India’s Manufacturing Activity Falls in October

The implementation of GST has had an adverse effect on businesses so far, according to reports.

2 min read
A worker manufactures a lock at a workshop in Aligarh, Uttar Pradesh, India. 

India’s manufacturing activity slowed down, last month, as flow of new orders ‘stagnated’ due to the Goods and Services Tax-related disruptions.

The Nikkei India Manufacturing Purchasing Managers’ Index stood at 50.3 compared to 51.2, according to a release. A reading below 50 indicates contraction and a number above it signals expansion.

Output rose only fractionally during October while new orders remained unchanged. Muted demand even led to a decrease in purchasing activity and pre-production inventories, the Markit report said. Business confidence stood at its weakest level since February.

Inflows of new orders stagnated as the negative effects arising from the implementation of GST continued to dampen demand levels.
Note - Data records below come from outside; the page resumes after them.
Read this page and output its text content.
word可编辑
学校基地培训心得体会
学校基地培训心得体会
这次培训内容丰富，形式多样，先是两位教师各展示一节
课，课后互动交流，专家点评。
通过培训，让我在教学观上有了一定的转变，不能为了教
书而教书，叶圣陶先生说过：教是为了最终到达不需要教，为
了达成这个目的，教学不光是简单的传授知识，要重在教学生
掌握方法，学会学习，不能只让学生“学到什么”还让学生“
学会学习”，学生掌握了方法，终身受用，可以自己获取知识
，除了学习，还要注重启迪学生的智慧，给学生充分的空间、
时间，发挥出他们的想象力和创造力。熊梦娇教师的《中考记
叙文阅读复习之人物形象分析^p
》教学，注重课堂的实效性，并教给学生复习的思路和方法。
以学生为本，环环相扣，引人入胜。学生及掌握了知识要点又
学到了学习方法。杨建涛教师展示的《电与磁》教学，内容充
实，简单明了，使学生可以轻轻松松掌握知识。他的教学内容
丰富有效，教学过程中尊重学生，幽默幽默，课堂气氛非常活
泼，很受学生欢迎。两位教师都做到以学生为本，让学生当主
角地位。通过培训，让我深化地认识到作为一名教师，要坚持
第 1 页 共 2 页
Furthermore, overseas demand for Indian goods dipped to the greatest extent since September 2013.
Aashna Dodhia, Economist, IHS Markit 

The implementation of GST from 1 July has had an adverse effect on businesses so far, according to management commentary and brokerage reports. With the onset of the second quarter earnings season, a number of fast moving consumer goods companies and carmakers have cited a weak quarter to the new sales tax regime.

India’s Manufacturing Activity Falls in October

The 50.3 number is still marginally higher than the July to September quarter average of 50.1, suggesting that manufacturing activity is improving in the October to December.

Input prices rose at the fastest rate since May, possibly due to higher commodity prices, according to research firm Nomura. The firms had passed on this cost increase to their customers in a bid to protect their profit margins.

The research report said:

With our heat-map of high-frequency data suggesting that consumption and transportation services have improved, we continue to expect GDP growth to recover to 6.7 percent in the second half of 2017, up from 5.9 percent in the first half, as the effects from temporary disruptions should gradually fade.

Meanwhile, employment rose for the third straight month in October. Firms increased the number of people on their payroll at a similar pace to that in September when new employment reached a 59-month high.